A deep, melodic voice filled the room. “By the order of King Aethlin Sollys and Queen Maida Sollys, rulers of the Western Lands, Countess October Christine Daye, daughter of Amandine, is granted full pardon for her role in the death of the Firstborn known
as Blind Michael. We have examined the events leading to his death and determined that what fault exists is upon Blind Michael himself. We thank the Countess Daye for acting as our executioner in this matter. By our hands, King Aethlin and Queen Maida Sollys of the Western Lands.”
The crowd erupted into cheers as the proclamation finished. Not everyone was cheering—some were silent out of shock, I was sure, and some because they’d wanted to see me burn. Sylvester was quiet, watching the Queen with the mild expression I recognized as a sign of intense concentration. He wanted to see how she reacted.

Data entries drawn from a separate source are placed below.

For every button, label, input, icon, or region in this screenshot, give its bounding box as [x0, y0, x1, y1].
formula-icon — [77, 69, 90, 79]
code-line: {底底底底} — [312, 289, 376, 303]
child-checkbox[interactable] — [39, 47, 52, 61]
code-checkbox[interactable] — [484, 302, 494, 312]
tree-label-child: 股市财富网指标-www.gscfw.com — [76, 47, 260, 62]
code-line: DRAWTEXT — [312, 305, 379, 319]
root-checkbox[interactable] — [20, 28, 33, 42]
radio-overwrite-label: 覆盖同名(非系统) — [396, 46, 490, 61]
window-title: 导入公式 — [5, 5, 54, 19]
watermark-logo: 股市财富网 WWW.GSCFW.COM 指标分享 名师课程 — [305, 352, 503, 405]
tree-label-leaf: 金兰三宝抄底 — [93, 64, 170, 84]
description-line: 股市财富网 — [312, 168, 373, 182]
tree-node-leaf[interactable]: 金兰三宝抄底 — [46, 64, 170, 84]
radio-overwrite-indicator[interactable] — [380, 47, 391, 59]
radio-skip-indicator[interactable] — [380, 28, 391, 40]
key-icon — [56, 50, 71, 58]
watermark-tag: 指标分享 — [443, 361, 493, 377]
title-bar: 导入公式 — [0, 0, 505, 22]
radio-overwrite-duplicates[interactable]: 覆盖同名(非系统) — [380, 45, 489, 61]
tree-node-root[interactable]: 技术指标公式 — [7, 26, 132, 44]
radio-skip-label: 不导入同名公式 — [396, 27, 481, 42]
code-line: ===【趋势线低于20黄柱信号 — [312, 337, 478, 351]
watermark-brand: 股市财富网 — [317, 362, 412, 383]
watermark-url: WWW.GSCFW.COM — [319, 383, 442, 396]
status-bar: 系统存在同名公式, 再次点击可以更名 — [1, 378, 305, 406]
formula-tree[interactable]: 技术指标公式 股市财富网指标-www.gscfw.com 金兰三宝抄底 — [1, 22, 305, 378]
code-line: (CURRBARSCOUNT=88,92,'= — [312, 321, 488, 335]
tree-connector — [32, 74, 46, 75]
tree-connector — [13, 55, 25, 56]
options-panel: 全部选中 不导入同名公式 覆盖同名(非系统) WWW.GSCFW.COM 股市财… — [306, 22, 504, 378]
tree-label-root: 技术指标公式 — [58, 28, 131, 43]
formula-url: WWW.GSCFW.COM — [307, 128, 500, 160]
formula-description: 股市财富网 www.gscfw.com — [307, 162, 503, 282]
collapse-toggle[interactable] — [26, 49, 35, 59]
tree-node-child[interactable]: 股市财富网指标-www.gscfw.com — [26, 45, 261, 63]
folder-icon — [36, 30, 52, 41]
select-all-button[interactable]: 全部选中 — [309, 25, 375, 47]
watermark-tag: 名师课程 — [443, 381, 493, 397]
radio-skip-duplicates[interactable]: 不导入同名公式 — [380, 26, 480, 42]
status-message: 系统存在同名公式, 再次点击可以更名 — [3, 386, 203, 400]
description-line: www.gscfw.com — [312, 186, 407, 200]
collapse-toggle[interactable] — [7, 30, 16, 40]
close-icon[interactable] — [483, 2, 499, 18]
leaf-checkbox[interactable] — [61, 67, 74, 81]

So did I. My first trial wasn’t a trial; it was an excuse to condemn me. This one would have been the same, but Sylvester changed the rules. He and I were going to have words about that pardon later. I knew it was genuine. He wasn’t dumb enough to forge a message from the King of the Westlands. She didn’t have an excuse to send me to my death this time. She couldn’t even prosecute me for the jailbreak, because the King had made the crime she imprisoned me for irrelevant. So what was she going to do?
The cheering faded, and the crowd waited to hear what she’d say. The Queen stared at the scroll with narrowed eyes, like she could will the words to change. Then she lifted her head, looking at me.
“A pardon,” she said, as lightly as if she were requesting a cup of tea.
“Apparently so, Highness,” Sylvester said.
“From King Sollys, no less. Fascinating. I didn’t know he kept such close tabs on what goes on in our little Kingdom.” This time her gaze was for Sylvester, moonmad eyes filled with suspicion. He met that look without flinching. Maybe he cheated by requesting that pardon, his look said, but she’d cheated first by requiring it.
“Apparently so, Highness,” he said again.
Her eyes came back to me, and I could see the hatred there. I just kept screwing up her plans. “Fine,” she said, throwing the pardon aside. It hit the floor and rolled closed, the wax seal turning deep blue as it melted back together. “It seems we have no crimes to charge you with. Oleander de Merelands killed Lily and was killed in turn by Rayseline Torquill; you’ve been pardoned for the death of Blind Michael. Your luck has held.”